I still can't find a fix for installing Win3.1/95/98 on Windows based virtual PC software. It's the strangest thing, working fine on another architecture completely, but not on native stuff, heheh.


----------



## Morgoth (Nov 3, 2007)

francis511 said:


> Is this what you mean ?
> 
> http://www.filehippo.com/download_virtual_pc/



thx that's what i need and it works i need to change 2 things in that programm what i cant find  is to change videocard to a more powerfull one right now it says its using an 8mb vram but i want it to 32mb vram and a bether virtual soundcard
so i can play earth2140 on maxium


----------



## Morgoth (Nov 5, 2007)

bump nvm that videocard but can anny one tell me how i can change the emulated soundcard in virtual pc ? to one of these Soundblaster pro 16 / 32 / 64
 gravis ultrasound compatible soundcard cus i dont get anny sound in earth 2140


----------



## von kain (Nov 5, 2007)

virtual pc 2007 is free now microsoft will let downloading at  http://www.microsoft.com/downloads/...02-3199-48A3-AFA2-2DC0B40A73B6&displaylang=en


----------



## Deleted member 3 (Nov 5, 2007)

In VMware you'd have to edit the vmx files, google on how to modify them. You can change vram to 128MB I recall and enable D3D (don't expect miracles here).

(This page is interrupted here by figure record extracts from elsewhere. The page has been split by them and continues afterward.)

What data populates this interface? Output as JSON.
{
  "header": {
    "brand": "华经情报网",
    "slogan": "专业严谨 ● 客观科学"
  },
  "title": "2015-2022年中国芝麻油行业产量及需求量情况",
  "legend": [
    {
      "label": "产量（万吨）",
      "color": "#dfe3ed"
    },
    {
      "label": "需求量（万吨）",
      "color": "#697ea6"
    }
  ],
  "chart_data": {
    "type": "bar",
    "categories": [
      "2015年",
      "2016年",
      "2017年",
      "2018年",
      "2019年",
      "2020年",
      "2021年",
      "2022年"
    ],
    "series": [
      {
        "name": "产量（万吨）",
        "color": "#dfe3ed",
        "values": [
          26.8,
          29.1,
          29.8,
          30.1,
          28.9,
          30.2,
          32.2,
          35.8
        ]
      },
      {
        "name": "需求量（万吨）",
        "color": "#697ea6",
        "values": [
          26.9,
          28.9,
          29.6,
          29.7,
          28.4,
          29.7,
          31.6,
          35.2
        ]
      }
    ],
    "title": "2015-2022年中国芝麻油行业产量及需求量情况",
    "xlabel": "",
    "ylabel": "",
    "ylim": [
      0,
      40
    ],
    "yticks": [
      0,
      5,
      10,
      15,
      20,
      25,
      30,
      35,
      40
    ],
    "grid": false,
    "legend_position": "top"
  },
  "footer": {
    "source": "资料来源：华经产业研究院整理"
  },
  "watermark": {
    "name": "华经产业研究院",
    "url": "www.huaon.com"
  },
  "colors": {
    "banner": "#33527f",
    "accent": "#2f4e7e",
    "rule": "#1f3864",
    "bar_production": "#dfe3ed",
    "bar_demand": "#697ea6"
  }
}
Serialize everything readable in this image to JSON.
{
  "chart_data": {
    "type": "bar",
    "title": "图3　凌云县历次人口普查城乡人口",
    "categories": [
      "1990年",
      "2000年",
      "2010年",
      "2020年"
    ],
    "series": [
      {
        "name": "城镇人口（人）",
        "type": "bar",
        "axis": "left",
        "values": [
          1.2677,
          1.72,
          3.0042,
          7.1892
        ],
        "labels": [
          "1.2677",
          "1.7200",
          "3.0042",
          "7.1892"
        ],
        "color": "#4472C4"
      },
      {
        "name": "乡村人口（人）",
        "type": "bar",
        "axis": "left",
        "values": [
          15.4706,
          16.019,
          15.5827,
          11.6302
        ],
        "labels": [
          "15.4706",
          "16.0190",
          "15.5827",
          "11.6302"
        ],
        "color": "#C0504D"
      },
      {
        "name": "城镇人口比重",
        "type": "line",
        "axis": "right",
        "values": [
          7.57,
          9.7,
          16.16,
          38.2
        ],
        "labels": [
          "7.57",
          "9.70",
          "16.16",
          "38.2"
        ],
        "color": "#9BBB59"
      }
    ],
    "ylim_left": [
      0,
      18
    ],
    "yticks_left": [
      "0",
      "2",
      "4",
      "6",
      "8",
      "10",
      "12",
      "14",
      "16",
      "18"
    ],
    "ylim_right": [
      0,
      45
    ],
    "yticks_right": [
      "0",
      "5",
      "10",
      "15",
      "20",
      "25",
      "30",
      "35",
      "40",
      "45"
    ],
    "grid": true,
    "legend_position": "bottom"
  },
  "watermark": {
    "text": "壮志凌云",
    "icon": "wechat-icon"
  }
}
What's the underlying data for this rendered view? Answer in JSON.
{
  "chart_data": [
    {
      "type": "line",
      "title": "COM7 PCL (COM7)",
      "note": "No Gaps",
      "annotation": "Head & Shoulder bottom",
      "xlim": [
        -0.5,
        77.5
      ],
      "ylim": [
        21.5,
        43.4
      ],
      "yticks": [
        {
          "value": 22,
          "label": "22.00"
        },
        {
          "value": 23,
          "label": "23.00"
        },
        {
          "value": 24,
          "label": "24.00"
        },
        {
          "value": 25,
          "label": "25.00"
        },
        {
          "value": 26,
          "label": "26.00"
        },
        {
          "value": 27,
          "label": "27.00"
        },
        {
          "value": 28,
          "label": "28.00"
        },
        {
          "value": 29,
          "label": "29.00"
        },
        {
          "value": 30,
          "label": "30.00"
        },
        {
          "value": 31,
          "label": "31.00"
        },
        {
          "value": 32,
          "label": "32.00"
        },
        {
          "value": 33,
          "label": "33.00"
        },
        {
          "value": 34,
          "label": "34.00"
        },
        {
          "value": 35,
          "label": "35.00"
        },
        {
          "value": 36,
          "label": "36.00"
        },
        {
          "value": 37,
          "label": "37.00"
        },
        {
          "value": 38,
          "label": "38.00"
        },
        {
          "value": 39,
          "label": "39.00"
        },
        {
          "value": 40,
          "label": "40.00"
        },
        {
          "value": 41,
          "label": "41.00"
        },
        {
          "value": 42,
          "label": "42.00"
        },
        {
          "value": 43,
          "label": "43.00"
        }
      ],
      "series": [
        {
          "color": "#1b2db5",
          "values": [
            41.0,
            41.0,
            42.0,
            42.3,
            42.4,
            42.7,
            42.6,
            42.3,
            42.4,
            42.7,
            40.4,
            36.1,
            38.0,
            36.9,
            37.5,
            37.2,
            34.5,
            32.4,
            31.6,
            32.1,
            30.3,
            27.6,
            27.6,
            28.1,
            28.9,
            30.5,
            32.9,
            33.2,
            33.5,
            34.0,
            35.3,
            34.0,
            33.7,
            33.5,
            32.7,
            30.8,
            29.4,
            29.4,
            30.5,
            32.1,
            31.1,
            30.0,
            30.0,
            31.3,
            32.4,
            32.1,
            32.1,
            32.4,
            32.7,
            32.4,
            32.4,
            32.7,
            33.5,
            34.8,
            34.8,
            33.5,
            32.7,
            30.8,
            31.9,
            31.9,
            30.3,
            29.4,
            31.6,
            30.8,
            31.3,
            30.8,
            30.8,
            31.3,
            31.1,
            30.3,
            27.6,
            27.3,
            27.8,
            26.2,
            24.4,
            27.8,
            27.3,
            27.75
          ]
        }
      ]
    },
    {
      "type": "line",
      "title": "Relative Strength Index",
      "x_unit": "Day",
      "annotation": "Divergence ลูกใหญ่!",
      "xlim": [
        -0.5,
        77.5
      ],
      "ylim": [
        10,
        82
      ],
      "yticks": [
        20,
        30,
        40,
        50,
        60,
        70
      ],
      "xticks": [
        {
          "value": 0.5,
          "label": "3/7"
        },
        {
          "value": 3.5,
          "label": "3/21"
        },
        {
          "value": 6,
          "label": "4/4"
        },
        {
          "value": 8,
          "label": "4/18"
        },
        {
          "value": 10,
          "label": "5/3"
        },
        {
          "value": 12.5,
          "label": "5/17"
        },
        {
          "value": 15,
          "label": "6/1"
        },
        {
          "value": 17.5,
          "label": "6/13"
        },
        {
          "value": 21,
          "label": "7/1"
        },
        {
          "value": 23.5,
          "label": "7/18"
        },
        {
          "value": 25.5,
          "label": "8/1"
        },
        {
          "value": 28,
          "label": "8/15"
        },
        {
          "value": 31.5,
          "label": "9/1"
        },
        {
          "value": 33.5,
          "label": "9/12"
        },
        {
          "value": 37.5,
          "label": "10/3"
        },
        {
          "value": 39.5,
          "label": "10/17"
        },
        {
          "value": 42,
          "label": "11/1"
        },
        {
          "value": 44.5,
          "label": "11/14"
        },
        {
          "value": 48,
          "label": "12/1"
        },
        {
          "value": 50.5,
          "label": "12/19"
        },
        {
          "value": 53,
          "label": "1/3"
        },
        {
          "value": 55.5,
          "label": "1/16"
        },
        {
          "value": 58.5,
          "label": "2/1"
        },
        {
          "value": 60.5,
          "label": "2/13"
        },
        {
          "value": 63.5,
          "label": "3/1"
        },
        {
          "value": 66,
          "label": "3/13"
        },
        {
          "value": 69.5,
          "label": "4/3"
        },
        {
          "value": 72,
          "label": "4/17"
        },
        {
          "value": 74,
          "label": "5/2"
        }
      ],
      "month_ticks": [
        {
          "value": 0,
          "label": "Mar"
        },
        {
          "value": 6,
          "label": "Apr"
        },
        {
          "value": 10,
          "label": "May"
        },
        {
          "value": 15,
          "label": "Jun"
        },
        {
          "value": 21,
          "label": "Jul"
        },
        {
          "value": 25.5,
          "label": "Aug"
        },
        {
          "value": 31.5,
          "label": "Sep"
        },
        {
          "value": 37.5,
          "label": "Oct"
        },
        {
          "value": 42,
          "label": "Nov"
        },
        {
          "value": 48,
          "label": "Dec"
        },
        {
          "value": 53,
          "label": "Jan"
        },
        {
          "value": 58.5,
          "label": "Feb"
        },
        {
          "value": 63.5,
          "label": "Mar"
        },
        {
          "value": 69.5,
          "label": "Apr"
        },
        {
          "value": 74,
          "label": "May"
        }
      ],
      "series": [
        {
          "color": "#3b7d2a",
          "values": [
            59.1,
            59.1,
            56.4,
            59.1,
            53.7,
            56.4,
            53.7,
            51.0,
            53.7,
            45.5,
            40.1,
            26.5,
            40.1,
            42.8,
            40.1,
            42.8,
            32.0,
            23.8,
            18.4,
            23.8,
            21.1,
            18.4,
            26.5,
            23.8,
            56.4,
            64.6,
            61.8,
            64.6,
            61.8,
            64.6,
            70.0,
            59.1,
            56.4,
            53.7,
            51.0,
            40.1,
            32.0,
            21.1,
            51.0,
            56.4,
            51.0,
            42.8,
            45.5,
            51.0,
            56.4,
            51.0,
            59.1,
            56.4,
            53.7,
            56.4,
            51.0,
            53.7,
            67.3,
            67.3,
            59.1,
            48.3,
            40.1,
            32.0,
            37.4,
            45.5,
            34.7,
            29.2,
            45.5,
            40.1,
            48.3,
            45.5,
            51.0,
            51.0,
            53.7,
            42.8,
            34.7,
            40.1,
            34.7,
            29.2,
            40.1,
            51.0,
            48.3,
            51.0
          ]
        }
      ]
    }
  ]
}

I know there is 1 other soundcard you can emulate, not sure which though.


----------



## Morgoth (Nov 5, 2007)

i am using virtual pc 2007  but i need the right soundcard emulated


----------



## Deleted member 3 (Nov 5, 2007)

http://www.google.nl/search?hl=nl&q=virtual+pc+change+soundcard&btnG=Google+zoeken&meta=
Google is your friend, 3rd hit seems to answer your question.


----------



## Morgoth (Nov 5, 2007)

thats 2004?


----------